Wann also war ich zum letzten Mal besoffen?
Ich dachte nach, mir fiel erstmal nur eine Geschichte ein, die länger als dreißig Jahre zurückliegt. Ich war mit meiner damaligen Freundin nach Ungarn getrampt, wo eine Hochzeit stattfand. Einer der Gäste lud uns zwei Tage später in seinen Weinkeller ein, ich probierte, es war um die Mittagszeit, vom selbst gemachten Palinka, ein ungarischer Pflaumenschnaps. Sehr schön. Ich trank ein paar. Ich war seit vier Tagen 21 Jahre alt und eine gute Woche zuvor nach anderthalbjährigem Dienst aus der Nationalen Volksarmee entlassen worden. Meine Freundin war schwanger, das Leben begann noch mal von vorn, und es war sehr heiß. Alles ein bisschen viel, fürchte ich. Als wir den Keller verließen, schlug mich eine Faust nieder. Ich spürte meine Beine nicht mehr. Ich murmelte meiner Freundin zu: weg, bitte schnell weg hier. Ich imitierte einen aufrechten Gang. Bis wir außer Sichtweite des freundlichen Schnapsbrenners waren, lief ich im Stechschritt des Volltrunkenen weiter. Wir erreichten eine Lichtung, ich ließ mich auf den Rasen fallen und verlor das Bewusstsein. Die Lichtung erwies sich als eine Art Parkanlage am Rande der ungarischen Stadt Miskolc. Meine Freundin setzte sich auf eine Bank und wartete, dass ich zu mir kam.
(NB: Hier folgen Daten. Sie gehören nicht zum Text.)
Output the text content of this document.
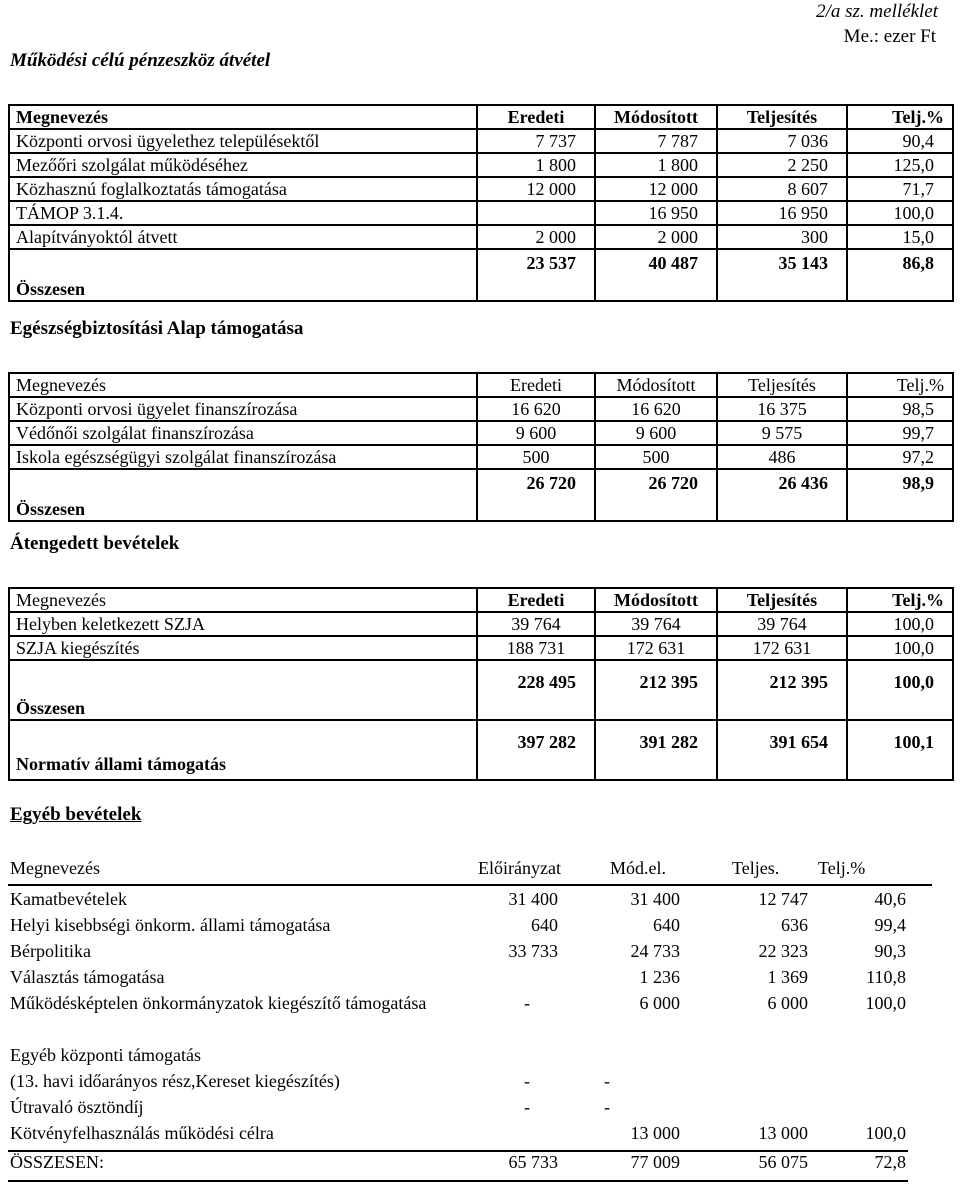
2/a sz. melléklet
Me.: ezer Ft
Működési célú pénzeszköz átvétel
Megnevezés	Eredeti	Módosított	Teljesítés	Telj.%
Központi orvosi ügyelethez településektől	7 737	7 787	7 036	90,4
Mezőőri szolgálat működéséhez	1 800	1 800	2 250	125,0
Közhasznú foglalkoztatás támogatása	12 000	12 000	8 607	71,7
TÁMOP 3.1.4.		16 950	16 950	100,0
Alapítványoktól átvett	2 000	2 000	300	15,0
Összesen	23 537	40 487	35 143	86,8
Egészségbiztosítási Alap támogatása
Megnevezés	Eredeti	Módosított	Teljesítés	Telj.%
Központi orvosi ügyelet finanszírozása	16 620	16 620	16 375	98,5
Védőnői szolgálat finanszírozása	9 600	9 600	9 575	99,7
Iskola egészségügyi szolgálat finanszírozása	500	500	486	97,2
Összesen	26 720	26 720	26 436	98,9
Átengedett bevételek
Megnevezés	Eredeti	Módosított	Teljesítés	Telj.%
Helyben keletkezett SZJA	39 764	39 764	39 764	100,0
SZJA kiegészítés	188 731	172 631	172 631	100,0
Összesen	228 495	212 395	212 395	100,0
Normatív állami támogatás	397 282	391 282	391 654	100,1
Egyéb bevételek
Megnevezés	Előirányzat	Mód.el.	Teljes. Telj.%
Kamatbevételek	31 400	31 400	12 747	40,6
Helyi kisebbségi önkorm. állami támogatása	640	640	636	99,4
Bérpolitika	33 733	24 733	22 323	90,3
Választás támogatása		1 236	1 369	110,8
Működésképtelen önkormányzatok kiegészítő támogatása	-	6 000	6 000	100,0
Egyéb központi támogatás				
(13. havi időarányos rész,Kereset kiegészítés)	-	-		
Útravaló ösztöndíj	-	-		
Kötvényfelhasználás működési célra		13 000	13 000	100,0
ÖSSZESEN:	65 733	77 009	56 075	72,8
Sie erzählte mir später, dass mich die Leute gleichgültig ansahen, einmal kam ein großer, zottiger Schäferhund und leckte mein Gesicht ab. Ich habe, nüchtern, Angst vor Hunden.
Eine gute Trinkergeschichte, dachte ich.
Mein Freund guckte mich an wie jemanden, der gesteht, dass er seit 30 Jahren keinen Sex hatte. Er war beim fünften oder sechsten Bier. Ich saugte das Wasser aus den Pfefferminzblättern, die sich auf dem Grund meines Teeglases zusammenballten. Ich täuschte cocktailtrinkerhaftes Verhalten vor. Als würde ich einen Mojito ausschlürfen.
Und du?
„Ach“, sagte er, „ich werde ja nicht mehr betrunken.“ Er sei gestern auf einer Film-Party gewesen. Cocktails und Bier, er sei vielleicht ein bisschen gewankt am Ende. Aber eigentlich war das nicht die Frage. Er ist ja derjenige, der sich normal verhält. Ich bin derjenige, um den man sich Sorgen machen muss. Wir treffen uns einmal die Woche, montags, nach dem Sport. Ich spiele Fußball, er boxt oder spielt Badminton. Normalerweise trinken wir Bier, drei oder vier große Bier, und reden über Sportverletzungen und Filmprojekte. Mein Freund ist Regisseur.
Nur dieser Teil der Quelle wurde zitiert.